Any skirmishes so far between the US and Iran have not stopped their indirect contact mediated by Pakistan and Qatar, but if oil tanker operators step up their efforts to pass through the strait without Iranian permission, the fragile ceasefire agreed on 8 April could collapse. Oil prices climbed 2% on Thursday morning, but remained below $100 a barrel. So the markets are nervous but not panicking. Yet.

In Moscow, Iran's deputy foreign minister, Ali Bagheri, reiterated the demand that frozen assets be released into Iranian bank accounts with no conditions attached. Washington has countered by imposing sanctions on Iran's nascent Persian Gulf Strait Authority set up to manage the passage of vessels through the waterway. Tehran has been trying to gain Oman's agreement to coordinate. The US treasury secretary, Scott Bessent, threatened on Thursday to target Oman if it helped impose a toll system in the strait, warning of sanctions against any countries involved.

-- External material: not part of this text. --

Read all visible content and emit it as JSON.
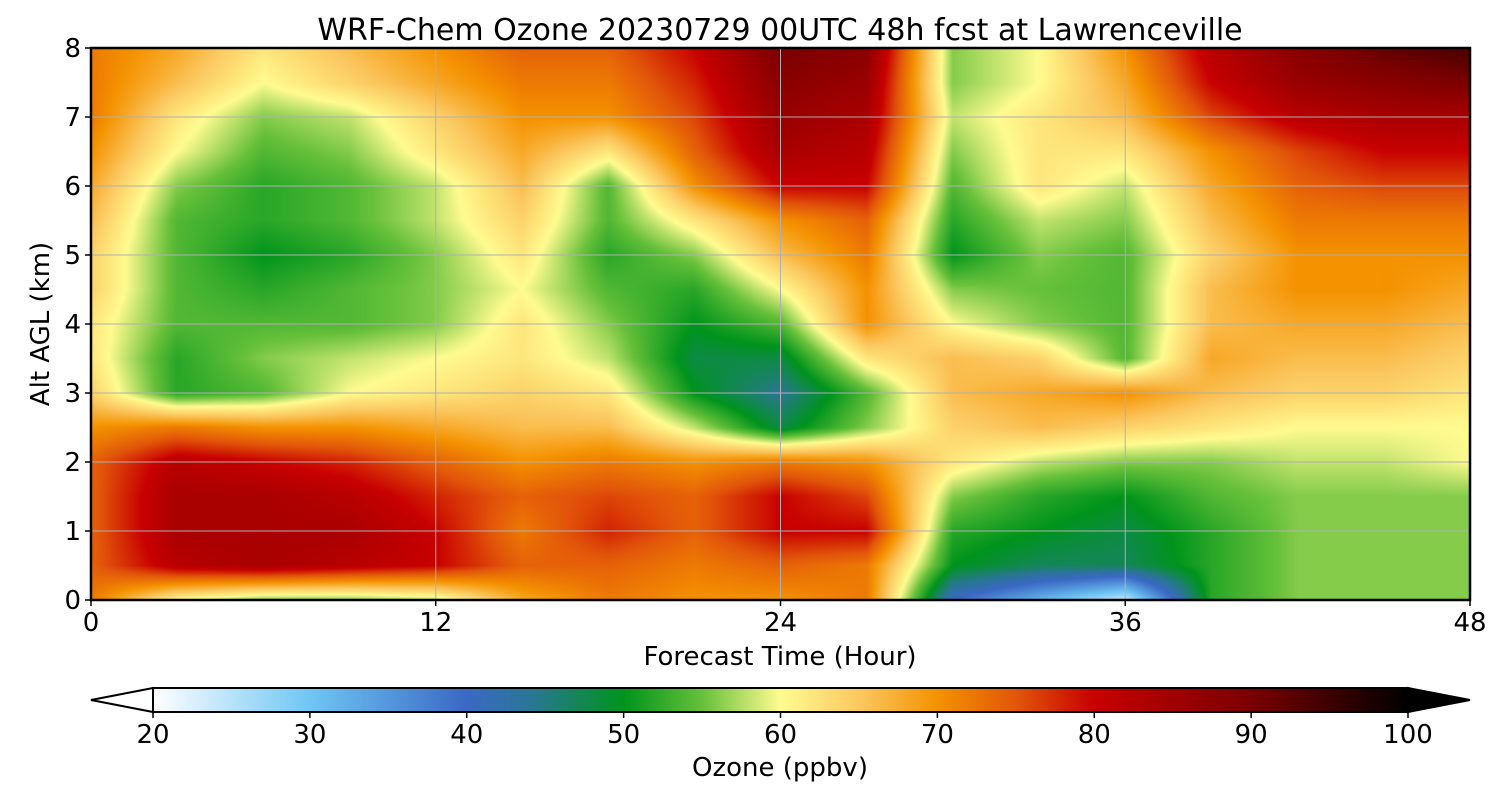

So Oman is caught between a rock, a hard place, and a US Treasury secretary with a grudge.

As tensions grow inside Iran about the wisdom of negotiating with Trump, the country's supreme leader, Mojtaba Khamenei, told officials not to turn differences into divisions, and to make sure the parliament, which is currently closed, dealt with the public's economic concerns. Khamenei said the US and Israel were seeking to 'bring the country to its knees. The enemy's blind plan ... is to create division and destruction in order to compensate for its military defeats,' he said. Because nothing says 'supreme leader' like blaming your problems on foreign enemies while your parliament takes a nap.

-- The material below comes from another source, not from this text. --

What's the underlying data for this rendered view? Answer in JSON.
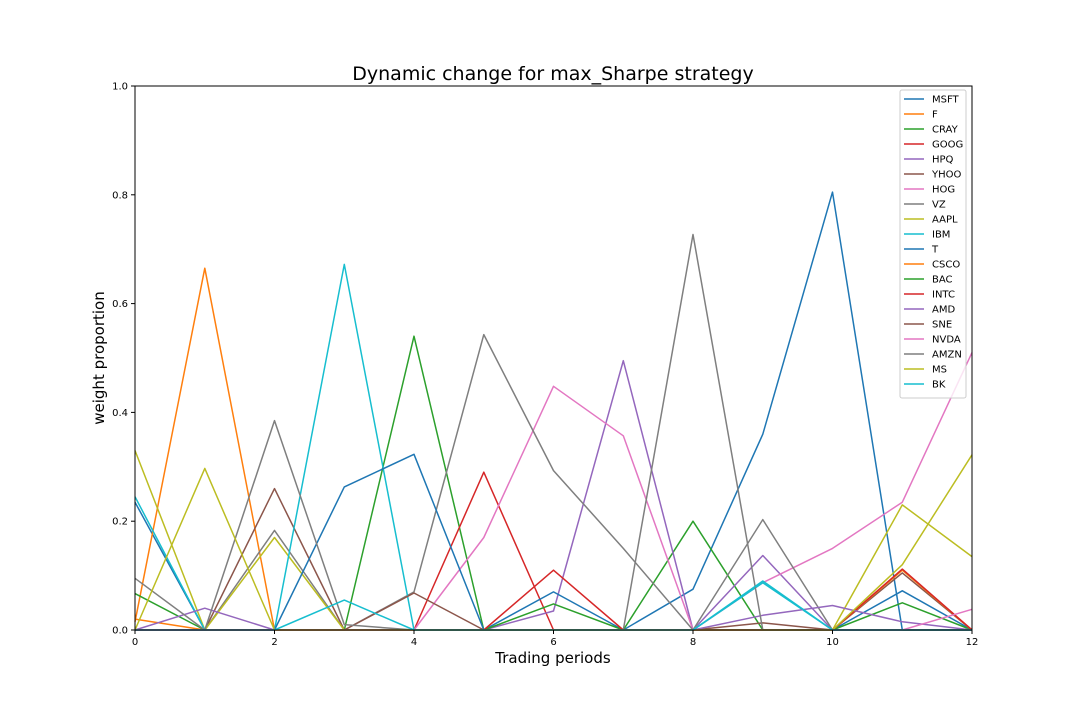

Senior diplomats in Oman were reportedly shocked and furious at Trump's threat on Wednesday. Oman, seen as a western ally with a commitment to mediation in the Middle East, has been in talks with Iran over the future of the strait, but does not favour an agreement that results in tolls or heavy-handed Iranian interference in free navigation. Omani newspapers did not report Trump's threat. Because if you ignore it, maybe it will go away.

In a sign of continuing repression inside Iran, Amnesty International reported that the authorities had arrested more than 6,000 people since the US and Israel launched their offensive on 28 February, including protesters, journalists, lawyers, human rights defenders, dissidents and members of ethnic and religious minorities. So while the leaders play chess with nuclear fuel, the pawns are being swept off the board.